Molly Ivins -- 'a truth-seeking missile'
Columnist Molly Ivins was a feisty truth-teller unafraid to battle those who prevented a better world.
By Kinky Friedman, KINKY FRIEDMAN is an author, musician and former candidate for governor of Texas.
February 4, 2007
A true maverick died in Texas last week, and they don't make 'em extra.
There'll always be plenty of George Bushes and John Kerrys to go around; the Crips and the Bloods will trot them out every four years whether we like it or not. But a voice in the wilderness, like the still, small voice within, is a song to be savored while we have it, whether we're listening or not, and when we have lost it, we should mourn for ourselves. Such a voice was that of Molly Ivins.
I met her on the gangplank of Noah's ark.

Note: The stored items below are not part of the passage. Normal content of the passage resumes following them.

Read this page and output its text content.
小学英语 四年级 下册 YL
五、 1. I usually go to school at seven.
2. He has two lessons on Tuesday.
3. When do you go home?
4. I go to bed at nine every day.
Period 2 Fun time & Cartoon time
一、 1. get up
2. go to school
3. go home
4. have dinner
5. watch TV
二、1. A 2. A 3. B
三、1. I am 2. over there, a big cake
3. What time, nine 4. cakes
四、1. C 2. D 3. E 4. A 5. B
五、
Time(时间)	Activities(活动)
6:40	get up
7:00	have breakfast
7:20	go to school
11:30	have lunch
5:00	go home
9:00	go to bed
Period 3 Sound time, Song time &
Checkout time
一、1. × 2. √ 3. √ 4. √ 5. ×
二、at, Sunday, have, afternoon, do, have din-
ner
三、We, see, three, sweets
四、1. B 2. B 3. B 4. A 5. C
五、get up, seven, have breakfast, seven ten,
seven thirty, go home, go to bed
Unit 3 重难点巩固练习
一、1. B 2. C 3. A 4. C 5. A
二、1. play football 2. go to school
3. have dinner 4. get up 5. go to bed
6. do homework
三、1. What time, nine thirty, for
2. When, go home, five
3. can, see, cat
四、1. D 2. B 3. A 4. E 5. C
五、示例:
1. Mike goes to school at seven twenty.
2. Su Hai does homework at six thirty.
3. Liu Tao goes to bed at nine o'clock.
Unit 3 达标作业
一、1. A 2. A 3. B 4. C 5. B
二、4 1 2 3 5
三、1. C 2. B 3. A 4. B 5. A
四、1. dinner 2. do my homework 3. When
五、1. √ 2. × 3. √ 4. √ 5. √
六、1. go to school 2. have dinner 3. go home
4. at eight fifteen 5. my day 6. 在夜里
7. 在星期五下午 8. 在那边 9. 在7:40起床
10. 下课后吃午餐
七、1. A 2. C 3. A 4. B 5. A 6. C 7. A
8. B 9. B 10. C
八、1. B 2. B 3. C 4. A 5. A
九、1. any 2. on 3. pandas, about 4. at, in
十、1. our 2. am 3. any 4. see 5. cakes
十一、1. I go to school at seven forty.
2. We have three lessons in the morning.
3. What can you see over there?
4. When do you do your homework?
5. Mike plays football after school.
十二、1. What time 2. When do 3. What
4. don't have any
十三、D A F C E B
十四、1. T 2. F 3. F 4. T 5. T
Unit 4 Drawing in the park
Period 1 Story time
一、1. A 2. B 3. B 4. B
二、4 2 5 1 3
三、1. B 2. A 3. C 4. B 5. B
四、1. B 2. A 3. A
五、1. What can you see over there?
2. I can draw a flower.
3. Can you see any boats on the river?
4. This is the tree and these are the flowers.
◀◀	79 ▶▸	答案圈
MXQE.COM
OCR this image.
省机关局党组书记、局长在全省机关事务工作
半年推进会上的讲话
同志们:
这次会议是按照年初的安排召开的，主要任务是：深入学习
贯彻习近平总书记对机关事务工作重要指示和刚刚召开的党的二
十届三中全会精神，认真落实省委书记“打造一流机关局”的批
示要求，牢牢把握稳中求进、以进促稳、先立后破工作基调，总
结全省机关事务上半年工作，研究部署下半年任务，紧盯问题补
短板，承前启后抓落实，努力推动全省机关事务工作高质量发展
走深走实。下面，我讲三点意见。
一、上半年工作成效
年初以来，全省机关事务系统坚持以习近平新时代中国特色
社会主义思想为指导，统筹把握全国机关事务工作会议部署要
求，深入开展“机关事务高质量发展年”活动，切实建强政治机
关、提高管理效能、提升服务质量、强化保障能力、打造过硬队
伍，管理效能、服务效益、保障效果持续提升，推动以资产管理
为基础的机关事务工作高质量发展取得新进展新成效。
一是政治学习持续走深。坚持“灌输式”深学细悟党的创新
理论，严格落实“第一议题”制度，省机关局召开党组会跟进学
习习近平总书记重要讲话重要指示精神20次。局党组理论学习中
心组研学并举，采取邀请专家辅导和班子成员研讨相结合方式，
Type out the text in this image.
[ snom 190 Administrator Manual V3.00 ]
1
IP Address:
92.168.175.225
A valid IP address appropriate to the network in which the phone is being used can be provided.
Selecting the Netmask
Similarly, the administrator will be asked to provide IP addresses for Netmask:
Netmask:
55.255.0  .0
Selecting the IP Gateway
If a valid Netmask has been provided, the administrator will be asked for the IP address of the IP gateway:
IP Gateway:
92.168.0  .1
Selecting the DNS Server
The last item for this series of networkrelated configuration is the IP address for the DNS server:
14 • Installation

I did not agree with her on a lot of things. Like Sinatra, I've gotten more conservative as I've gotten older. But not Molly. With the awkward grace of a child of our times, she clung to her ideals and notions and hopes, riding against the wind in a state as red as the blood of a dying cowboy. The word I'm looking for is "righteous." Righteous without being self-righteous.
Molly was a truth-seeking missile. She was a devil and an angel and a spiritual chop-buster who went after anybody who got in the way of a better world. Quite often she towered above the people she wrote about. They, as likely as not, were merely the slick, lubricated heads of well-oiled political machines; she was a dreamer, a little girl lost at the county fair, who somehow grew up to be a brave and bawdy and brilliant ball-buster in a state where men have always been men and emus have always been nervous.
In an age in which the five major religions are Bank of America, Wal-Mart, McDonald's, Kentucky Fried Chicken and Starbucks, Molly Ivins was an atheist. The New York Times, which got Herman Melville's name wrong in his obituary, called Molly a "liberal newspaper columnist." The Los Angeles Times said she was a "political humorist and best-selling author." They were right, of course, but those are the words we use when we don't know what to say.